6. The method according to claim 5, characterized in that in step 3, it comprises in particular the steps of:

4-1) acquiring an RGB image and a DEPTH image;

4-2) aligning the DEPTH image and the RGB image, so that pixel points in the RGB image correspond to the DEPTH image target points one by one;

4-3) filtering the background information of the target image, and filtering the background area of the image according to the Mask area of the target object output in the step 2-4);

4-4) calculating a target distance, calculating the distance between a pixel point in a Mask area of a target object and an infrared lens of a binocular camera, and solving the average value of the distances as the distance between the target object and the camera lens;

4-5) calculating the target width, calculating the maximum width of the edge of the target object in the DEPTH image corresponding to the Mask region edge pixels as the width of the target object, and judging whether the target is in the grabbing range of the mechanical arm according to the calculated width value.
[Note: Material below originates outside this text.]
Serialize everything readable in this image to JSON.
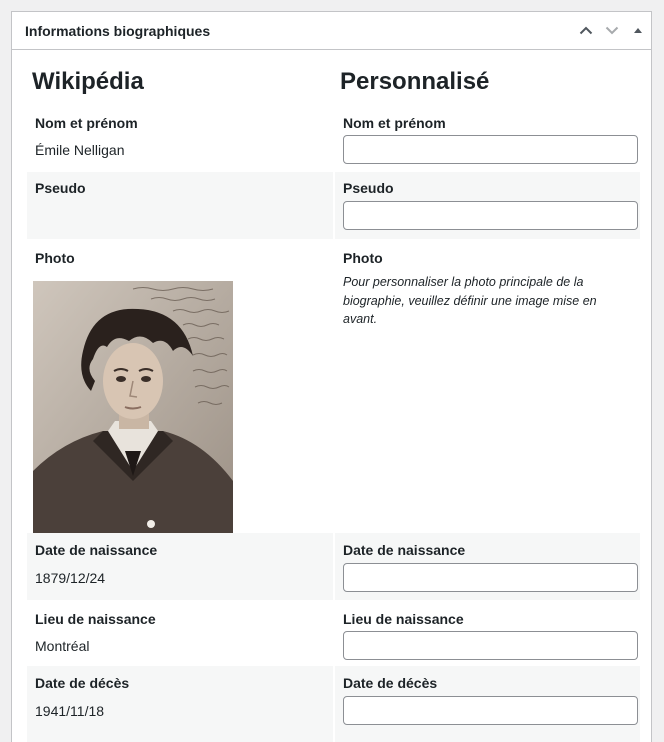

7. The method according to claim 1, wherein in step 4, when calculating the target pose, a space coordinate system is established with the arm shoulder of the robot arm as the coordinate origin by using a hand-eye calibration method, and coordinate values of the target object in a coordinate system with the camera as the origin are converted into coordinate values in the coordinate system, wherein the hand-eye calibration method is used for calibration, and the conversion relationship between the camera coordinate system and the robot end coordinate system can be determined.

8. The method according to claim 1, wherein in step 5, the robot is driven to reach the area where the target is located, the distance between the robot and the target object is adjusted so that the target object is within a capturable range of a gripper at the end of the robot arm, the angular postures of the joints are solved through inverse kinematics of the robot, and finally the target object is grabbed by controlling the rotation angles of the joints of the robot arm.